Create a LigandSet from a list of RDKit molecules.

from_sdf classmethod

from_sdf(
    file_path: str,
    *,
    sanitize: bool = True,
    remove_hydrogens: bool = False
) -> LigandSet

Create a LigandSet instance from an SDF file containing one or more molecules.

Parameters:

Name Type Description Default
file_path str

The path to the SDF file.

required
sanitize bool

Whether to sanitize molecules. Defaults to True.

True
remove_hydrogens bool

Whether to remove hydrogens.

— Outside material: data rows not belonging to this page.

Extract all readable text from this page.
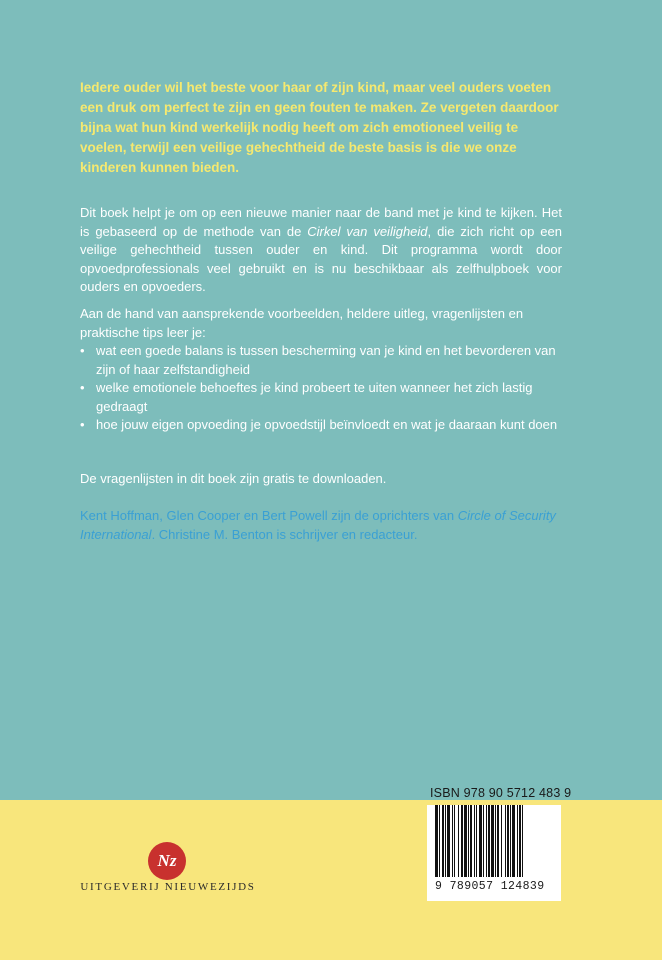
Iedere ouder wil het beste voor haar of zijn kind, maar veel ouders voeten een druk om perfect te zijn en geen fouten te maken. Ze vergeten daardoor bijna wat hun kind werkelijk nodig heeft om zich emotioneel veilig te voelen, terwijl een veilige gehechtheid de beste basis is die we onze kinderen kunnen bieden.
Dit boek helpt je om op een nieuwe manier naar de band met je kind te kijken. Het is gebaseerd op de methode van de Cirkel van veiligheid, die zich richt op een veilige gehechtheid tussen ouder en kind. Dit programma wordt door opvoedprofessionals veel gebruikt en is nu beschikbaar als zelfhulpboek voor ouders en opvoeders.
Aan de hand van aansprekende voorbeelden, heldere uitleg, vragenlijsten en praktische tips leer je:
• wat een goede balans is tussen bescherming van je kind en het bevorderen van zijn of haar zelfstandigheid
• welke emotionele behoeftes je kind probeert te uiten wanneer het zich lastig gedraagt
• hoe jouw eigen opvoeding je opvoedstijl beïnvloedt en wat je daaraan kunt doen
De vragenlijsten in dit boek zijn gratis te downloaden.
Kent Hoffman, Glen Cooper en Bert Powell zijn de oprichters van Circle of Security International. Christine M. Benton is schrijver en redacteur.
Nz
UITGEVERIJ NIEUWEZIJDS
ISBN 978 90 5712 483 9
9 789057 124839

Defaults to False.

False

Returns:

Name Type Description
LigandSet LigandSet

A LigandSet instance containing Ligand objects created from the SDF file.

Raises:

Type Description
FileNotFoundError

If the file does not exist.

DeepOriginException

If the file cannot be parsed correctly.

from_sdf_files classmethod

from_sdf_files(
    file_paths: list[str],
    *,
    sanitize: bool = True,
    remove_hydrogens: bool = False
) -> LigandSet

Create a LigandSet instance from multiple SDF files by concatenating them together.

Parameters:

Name Type Description Default
file_paths list[str]

A list of paths to SDF files.

required
sanitize bool

Whether to sanitize molecules. Defaults to True.

True
remove_hydrogens bool

Whether to remove hydrogens. Defaults to False.

False

Returns:

Name Type Description
LigandSet LigandSet

A LigandSet instance containing Ligand objects from all SDF files.

Raises:

Type Description
FileNotFoundError

If any of the files do not exist.

DeepOriginException

If any of the files cannot be parsed correctly.

from_smiles classmethod

from_smiles(smiles: list[str] | set[str]) -> LigandSet

Create a LigandSet from a list of SMILES strings.

map_network

map_network(
    *,
    use_cache: bool = True,
    operation: Literal[
        "mapping", "network", "full"
    ] = "network",
    network_type: Literal["star", "mst", "cyclic"] = "mst"
)

Map a network of ligands from an SDF file using the DeepOrigin API.

mcs

mcs() -> str

Generates the Most Common Substructure (MCS) for ligands in a LigandSet

Returns:

Type Description
str

smartsString (str) : SMARTS string representing the MCS

protonate

protonate(
    *, ph: number = 7.4, filter_percentage: number = 1.0
)

Protonate the ligandSet. Only the most abundant species is retained for each ligand.

random_sample

random_sample(n: int) -> LigandSet

Return a new LigandSet containing n randomly selected ligands.

Parameters:

Name Type Description Default
n int

Number of ligands to randomly sample

required

Returns:

Name Type Description
LigandSet LigandSet

A new LigandSet with n randomly selected ligands

Raises:

Type Description
ValueError

If n is greater than the total number of ligands

show

show()

Visualize all ligands in this LigandSet in 3D

show_df

show_df()

Show ligands in the set in a dataframe with 2D visualizations.

show_grid

show_grid(
    mols_per_row: int = 3,
    sub_img_size: tuple[int, int] = (300, 300),
)

show all ligands in the LigandSet in a grid

show_network

show_network()

Show the network of ligands in the set.

to_dataframe

to_dataframe() -> DataFrame

Convert the LigandSet to a pandas DataFrame.

to_rdkit_mols

to_rdkit_mols() -> list[Mol]

Convert all ligands in the set to RDKit molecules.

to_sdf

to_sdf(output_path: Optional[str] = None) -> str

Write all ligands in the set to a single SDF file, preserving all properties from each Ligand's mol field.

Parameters:

Name Type Description Default
output_path str

The path to the output SDF file.

None

Returns:

Name Type Description
str str

The path to the written SDF file.

to_smiles

to_smiles() -> list[str]

Convert all ligands in the set to SMILES strings.